School district in Bergen County, New Jersey, US

The Ridgefield Park Public Schools is a comprehensive community public school district that serves students in pre-kindergarten through twelfth grade from the Village of Ridgefield Park, in Bergen County, in the U.S. state of New Jersey.

As of the 2020–21 school year, the district, comprised of four schools, had an enrollment of 2,178 students and 180.0 classroom teachers (on an FTE basis), for a student–teacher ratio of 12.1:1.

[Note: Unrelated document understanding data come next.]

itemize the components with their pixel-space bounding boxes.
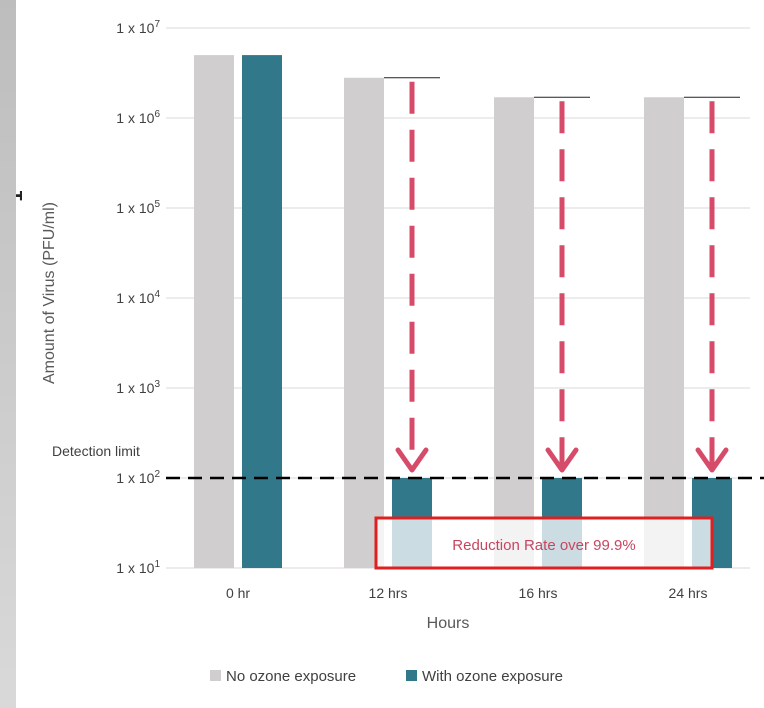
annotations: Detection limit Reduction Rate over 99.9%… — [16, 77, 764, 570]
legend-swatch — [210, 670, 221, 681]
y-tick-label: 1 x 104 — [116, 289, 160, 306]
x-axis-title: Hours — [427, 615, 470, 632]
x-tick-label: 24 hrs — [669, 585, 708, 601]
detection-limit-label: Detection limit — [52, 443, 140, 459]
x-tick-label: 16 hrs — [519, 585, 558, 601]
bar-no-ozone — [194, 55, 234, 568]
y-tick-labels: 1 x 101 1 x 102 1 x 103 1 x 104 1 x 105 1 x 1… — [116, 19, 160, 576]
bar-no-ozone — [494, 97, 534, 569]
reduction-arrow-head — [395, 447, 429, 473]
y-tick-label: 1 x 105 — [116, 199, 160, 216]
y-tick-label: 1 x 101 — [116, 559, 160, 576]
bar-with-ozone — [242, 55, 282, 568]
y-tick-label: 1 x 103 — [116, 379, 160, 396]
reduction-arrow-head — [695, 447, 729, 473]
y-tick-label: 1 x 106 — [116, 109, 160, 126]
x-tick-label: 12 hrs — [369, 585, 408, 601]
bar-no-ozone — [344, 77, 384, 569]
reduction-box — [374, 516, 714, 570]
legend-swatch — [406, 670, 417, 681]
y-tick-label: 1 x 102 — [116, 469, 160, 486]
bars — [194, 55, 732, 569]
legend-label: With ozone exposure — [422, 668, 563, 685]
legend: No ozone exposure With ozone exposure — [210, 668, 563, 685]
reduction-arrow-head — [545, 447, 579, 473]
bar-chart: 1 x 101 1 x 102 1 x 103 1 x 104 1 x 105 1 x 1… — [16, 19, 764, 685]
y-tick-label: 1 x 107 — [116, 19, 160, 36]
chart-frame: 1 x 101 1 x 102 1 x 103 1 x 104 1 x 105 1 x 1… — [16, 0, 764, 708]
bar-no-ozone — [644, 97, 684, 569]
y-axis-title: Amount of Virus (PFU/ml) — [41, 202, 58, 384]
side-marker: *1 — [16, 191, 27, 210]
legend-label: No ozone exposure — [226, 668, 356, 685]
reduction-label: Reduction Rate over 99.9% — [452, 537, 635, 554]
x-tick-label: 0 hr — [226, 585, 250, 601]
x-tick-labels: 0 hr 12 hrs 16 hrs 24 hrs — [226, 585, 708, 601]
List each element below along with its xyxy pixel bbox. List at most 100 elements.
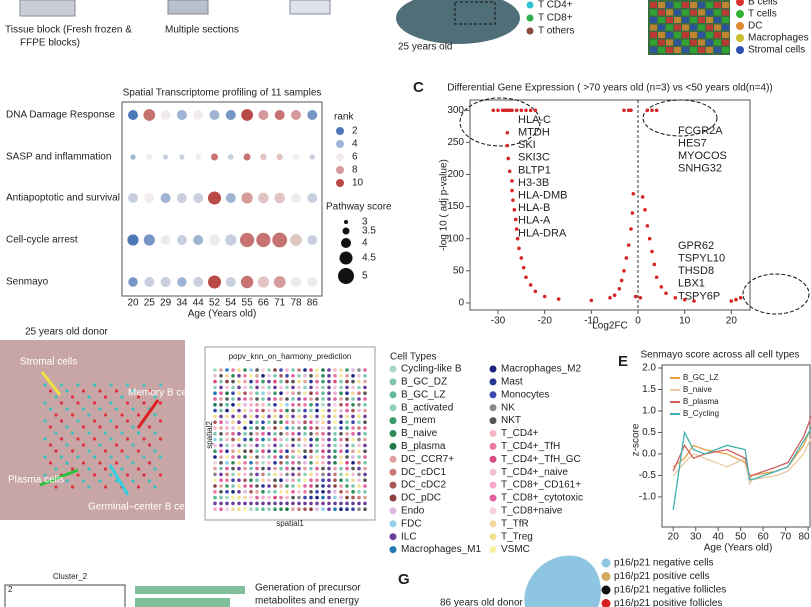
axis-label: Age (Years old) [704, 543, 773, 554]
spot [231, 490, 235, 494]
dot [176, 235, 187, 245]
grid-cell [706, 24, 713, 31]
grid-cell [650, 32, 657, 38]
spot [147, 389, 152, 393]
spot [81, 443, 86, 447]
grid-cell [714, 2, 721, 8]
spot [339, 391, 343, 396]
tissue-image [524, 555, 601, 607]
dot [163, 154, 169, 160]
spot [237, 507, 241, 512]
spot [279, 466, 283, 471]
spot [327, 455, 331, 459]
point [533, 289, 538, 294]
legend-swatch [389, 520, 397, 528]
x-tick-label: 44 [193, 298, 205, 309]
spot [315, 368, 319, 372]
spot [243, 501, 247, 506]
spot [363, 484, 367, 488]
spot [213, 385, 217, 390]
spot [237, 478, 241, 483]
spot [231, 466, 235, 471]
chart-title: Spatial Transcriptome profiling of 11 sa… [123, 88, 322, 99]
dot [274, 110, 285, 120]
spot [219, 455, 223, 459]
gene-label: HLA-C [518, 114, 551, 126]
spot [267, 461, 271, 465]
spot [315, 472, 319, 477]
spot [285, 397, 289, 401]
spot [297, 414, 301, 419]
spot [333, 490, 337, 494]
spot [303, 426, 307, 430]
spot [261, 472, 265, 477]
spot [65, 443, 69, 447]
spot [327, 397, 331, 401]
spot [285, 368, 289, 372]
spot [255, 490, 259, 494]
spot [43, 419, 47, 423]
spot [225, 368, 229, 372]
legend-swatch [489, 520, 497, 528]
spot [363, 414, 367, 419]
spot [315, 432, 319, 436]
legend-swatch [389, 455, 397, 463]
spot [136, 449, 141, 453]
dot [176, 193, 187, 203]
legend-swatch [338, 268, 354, 284]
legend-label: DC_CCR7+ [401, 454, 454, 465]
spot [363, 466, 367, 471]
spot [249, 466, 253, 471]
spot [279, 391, 283, 396]
x-tick-label: 78 [290, 298, 302, 309]
spot [291, 403, 295, 407]
spot [213, 443, 217, 448]
spot [219, 466, 223, 471]
dot [209, 110, 220, 120]
spot [249, 495, 253, 500]
x-tick-label: -10 [584, 316, 599, 327]
spot [339, 495, 343, 500]
legend-label: B_plasma [683, 397, 719, 406]
spot [255, 374, 259, 378]
spot [351, 379, 355, 384]
spot [249, 501, 253, 506]
spot [131, 479, 135, 483]
spot [261, 455, 265, 459]
grid-cell [706, 9, 713, 16]
spot [255, 501, 259, 506]
spot [136, 413, 141, 417]
spot [255, 385, 259, 390]
spot [279, 374, 283, 378]
spot [315, 484, 319, 488]
spot [54, 395, 58, 399]
dot [225, 193, 236, 203]
legend-label: p16/p21 negative cells [614, 558, 714, 569]
spot [225, 374, 229, 378]
spot [291, 397, 295, 401]
spot [291, 495, 295, 500]
spot [255, 391, 259, 396]
point [640, 195, 645, 199]
spot [109, 383, 113, 387]
spot [351, 484, 355, 488]
spot [261, 501, 265, 506]
legend-label: 4 [352, 139, 358, 150]
grid-cell [690, 47, 697, 53]
grid-cell [722, 9, 729, 16]
spot [219, 408, 223, 413]
spot [345, 385, 349, 390]
spot [131, 407, 135, 411]
spot [357, 420, 361, 425]
spot [76, 455, 80, 459]
spot [243, 455, 247, 459]
spot [92, 401, 97, 405]
spot [98, 443, 102, 447]
spot [297, 490, 301, 494]
dot [193, 235, 204, 245]
spot [321, 507, 325, 512]
legend-swatch [389, 546, 397, 554]
spot [219, 403, 223, 407]
grid-cell [674, 32, 681, 38]
spot [225, 455, 229, 459]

The district is classified by the New Jersey Department of Education as being in District Factor Group "DE", the fifth-highest of eight groupings. District Factor Groups organize districts statewide to allow comparison by common socioeconomic characteristics of the local districts. From lowest socioeconomic status to highest, the categories are A, B, CD, DE, FG, GH, I and J.

Students from Little Ferry attend the high school as part of a sending/receiving relationship with the Little Ferry Public Schools that has been in place since 1953.

==Awards and recognition==
Grant School was recognized by the United States Department of Education's National Blue Ribbon Schools Program for the 2009-10 school year, "the most prestigious designation in education". While 49% of students had failed the Elementary School Proficiency Assessment in 2001, by 2010 all of the school's students were deemed proficient by the New Jersey Assessment of Skills and Knowledge (NJASK). The school was one of 10 in New Jersey to be recognized that year.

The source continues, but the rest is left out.